El filme se beneficia, además, de un excelente tratamiento de los personajes, que dejan de ser simples marionetas al servicio de la acción (Resident Evil) para, ulteriormente, ofrecer un reflejo de ciertos (arque)tipos existentes en la sociedad, pues en eso y no en otra cosa es lo que se conforma dentro de ese fortín-centro comercial. Ana (Sarah Polley), la enfermera a la que no le importa alargar su turno y le quita los zapatos a su marido cuando llega a casa; Ken (Ving Rhames), el policía malencarado capaz de dejar su individualismo atrás para participar del grupo; André (Mekhi Phifer) otro prototipo americano capaz de defender a su familia ante todo y ante todos, aunque sus hijos sean delincuentes o, a la postre, zombis; Steve (Ty Burell) un triunfador tan cínico como inútil; Michael (Jake Weber) el buen hombre que, sin embargo, fracasa en la vida (se ha divorciado tres veces y ha pasado por mil empleos espantosos)... Todo el elenco de roles, algunos más que otros, queda descrito con breves pero certeros retazos que servirán para justificar plenamente sus acciones posteriores: la búsqueda del perro por una niña a la que le acaban de matar a su padre ante sus narices, la no aparición de Steve para abrir una puerta, el hecho de que André oculte a su mujer zombi de los demás hasta que tenga su ansiado bebé... nada deja de estar justificado.

Amanecer de los muertos posee dos virtudes más al margen de las mencionadas: la primera hace referencia a su capacidad para, en momentos de calma, imbricar de modo pertinente un sano y necesario sentido del humor; la segunda se relaciona con la vehiculación de un cierto discurso sobre la violencia jamás rehuido.

La capacidad para entender un género desde cierta comicidad no remite directamente a la parodia, sino que, más bien, se relaciona con la incorporación de cierto distanciamiento humorístico dentro de las películas, distancia que a su vez permite apaciguar al espectador, un tanto saturado de emociones fuertes, para después volver a ahogarlo en un mar de tensión, sangre y aniquilación. Por eso se agradecen ciertos diálogos, en los que suele estar presente Steve, y, sobre todo, el tiro al zombi al que juegan con Andy, su vecino situado en la azotea de su armería, frente al centro comercial, resguardado de los zombis (al igual que todo el inteligente juego de las pancartas).

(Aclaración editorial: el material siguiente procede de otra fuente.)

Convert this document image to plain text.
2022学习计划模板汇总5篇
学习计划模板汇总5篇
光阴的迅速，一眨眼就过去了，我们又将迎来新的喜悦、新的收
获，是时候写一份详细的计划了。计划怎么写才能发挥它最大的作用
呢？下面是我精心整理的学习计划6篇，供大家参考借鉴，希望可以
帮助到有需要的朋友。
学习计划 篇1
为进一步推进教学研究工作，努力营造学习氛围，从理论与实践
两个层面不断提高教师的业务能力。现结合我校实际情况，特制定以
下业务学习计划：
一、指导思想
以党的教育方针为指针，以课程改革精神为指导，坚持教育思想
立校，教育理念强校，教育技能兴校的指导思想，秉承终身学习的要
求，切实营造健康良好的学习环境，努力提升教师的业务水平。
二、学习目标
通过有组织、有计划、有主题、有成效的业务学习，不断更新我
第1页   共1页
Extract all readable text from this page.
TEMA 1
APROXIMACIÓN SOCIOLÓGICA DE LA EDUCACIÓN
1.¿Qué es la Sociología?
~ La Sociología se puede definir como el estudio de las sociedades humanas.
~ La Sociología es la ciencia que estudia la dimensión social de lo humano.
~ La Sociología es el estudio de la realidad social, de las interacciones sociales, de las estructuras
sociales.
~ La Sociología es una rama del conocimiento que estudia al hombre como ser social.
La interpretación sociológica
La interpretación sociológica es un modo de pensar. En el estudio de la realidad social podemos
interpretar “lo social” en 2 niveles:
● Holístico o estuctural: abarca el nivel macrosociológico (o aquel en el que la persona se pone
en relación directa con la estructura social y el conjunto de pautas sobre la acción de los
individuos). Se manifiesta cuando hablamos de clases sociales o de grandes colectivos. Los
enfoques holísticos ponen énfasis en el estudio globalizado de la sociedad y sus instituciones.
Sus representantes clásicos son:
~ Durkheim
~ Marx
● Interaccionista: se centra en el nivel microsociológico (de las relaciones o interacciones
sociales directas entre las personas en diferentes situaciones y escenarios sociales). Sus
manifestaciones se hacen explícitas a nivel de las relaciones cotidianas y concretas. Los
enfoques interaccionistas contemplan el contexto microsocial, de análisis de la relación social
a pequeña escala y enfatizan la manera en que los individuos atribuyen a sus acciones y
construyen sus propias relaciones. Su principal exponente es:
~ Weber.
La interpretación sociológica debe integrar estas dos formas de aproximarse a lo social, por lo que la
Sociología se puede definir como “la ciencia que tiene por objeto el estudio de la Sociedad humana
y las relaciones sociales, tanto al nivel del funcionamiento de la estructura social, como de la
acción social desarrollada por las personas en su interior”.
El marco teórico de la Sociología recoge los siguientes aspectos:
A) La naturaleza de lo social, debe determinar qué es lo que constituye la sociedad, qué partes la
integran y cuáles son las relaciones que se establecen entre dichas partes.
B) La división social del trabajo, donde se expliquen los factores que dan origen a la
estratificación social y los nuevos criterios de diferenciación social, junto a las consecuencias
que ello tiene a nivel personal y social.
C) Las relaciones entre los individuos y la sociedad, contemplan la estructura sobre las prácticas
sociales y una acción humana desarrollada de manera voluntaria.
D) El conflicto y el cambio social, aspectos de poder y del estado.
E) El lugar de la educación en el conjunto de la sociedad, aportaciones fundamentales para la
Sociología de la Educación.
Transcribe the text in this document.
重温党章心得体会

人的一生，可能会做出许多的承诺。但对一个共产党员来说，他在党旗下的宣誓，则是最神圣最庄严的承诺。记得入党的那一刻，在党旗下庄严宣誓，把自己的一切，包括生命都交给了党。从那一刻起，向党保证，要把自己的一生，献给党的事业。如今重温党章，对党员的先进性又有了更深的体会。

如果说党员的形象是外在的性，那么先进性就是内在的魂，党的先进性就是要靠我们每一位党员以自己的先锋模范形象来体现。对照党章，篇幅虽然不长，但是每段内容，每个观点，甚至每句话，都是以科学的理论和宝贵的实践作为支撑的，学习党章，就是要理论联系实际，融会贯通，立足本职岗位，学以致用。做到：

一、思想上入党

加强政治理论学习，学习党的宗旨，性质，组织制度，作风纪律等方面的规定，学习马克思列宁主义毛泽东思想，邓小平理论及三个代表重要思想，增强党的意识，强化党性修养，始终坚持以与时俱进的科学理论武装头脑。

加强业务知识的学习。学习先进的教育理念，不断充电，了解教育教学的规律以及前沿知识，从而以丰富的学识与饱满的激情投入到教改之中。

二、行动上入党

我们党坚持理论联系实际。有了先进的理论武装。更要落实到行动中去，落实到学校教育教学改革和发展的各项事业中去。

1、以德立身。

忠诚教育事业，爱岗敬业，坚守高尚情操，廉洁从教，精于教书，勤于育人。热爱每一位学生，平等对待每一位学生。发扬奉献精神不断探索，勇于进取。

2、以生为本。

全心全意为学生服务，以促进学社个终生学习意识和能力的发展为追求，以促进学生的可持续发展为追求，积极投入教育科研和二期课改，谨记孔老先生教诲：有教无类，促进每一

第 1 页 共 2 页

El segundo punto hace referencia a las distintas formas de encarar la violencia en el seno de una sociedad: los tres guardias de seguridad, con C. J. (Michael Kelly), se hacen portadores de tres visiones del asunto: el jefe no habla, discute con su pistola, o estáis conmigo o contra mí; uno de sus subalternos Bart (Michael Barry) sería incapaz de encontrar su nariz con la luz apagada, así que sigue a su jefe y se pone antes el cinturón con su pistola que los pantalones. Por el contrario, Terry (Kevin Zegers), el novato, dista mucho de compartir las estrategias bushistas de sus compañeros, así que en esa discusión sobre la violencia que tienen en la azotea, acabará traicionando a sus compañeros.

No obstante, la última parte, previa a la coda final, resulta un tanto aturrullada, ciertamente influida por la estética publicitaria (con partes cortadas, cámara en mano y en constante movimiento,...), aunque, bien es cierto que los personajes, a esas alturas, no están menos convulsos que aquello que los observa.

La coda final, apósito lógico y necesario, devolverá al género a sus orígenes, enterrando a dos metros bajo tierra aquel estúpido anuncio de detergente, con niñas ondeando blancas sábanas al viento, con que Danny Boyle nos obsequio en su aburrida, confusa y blandengue 28 días después.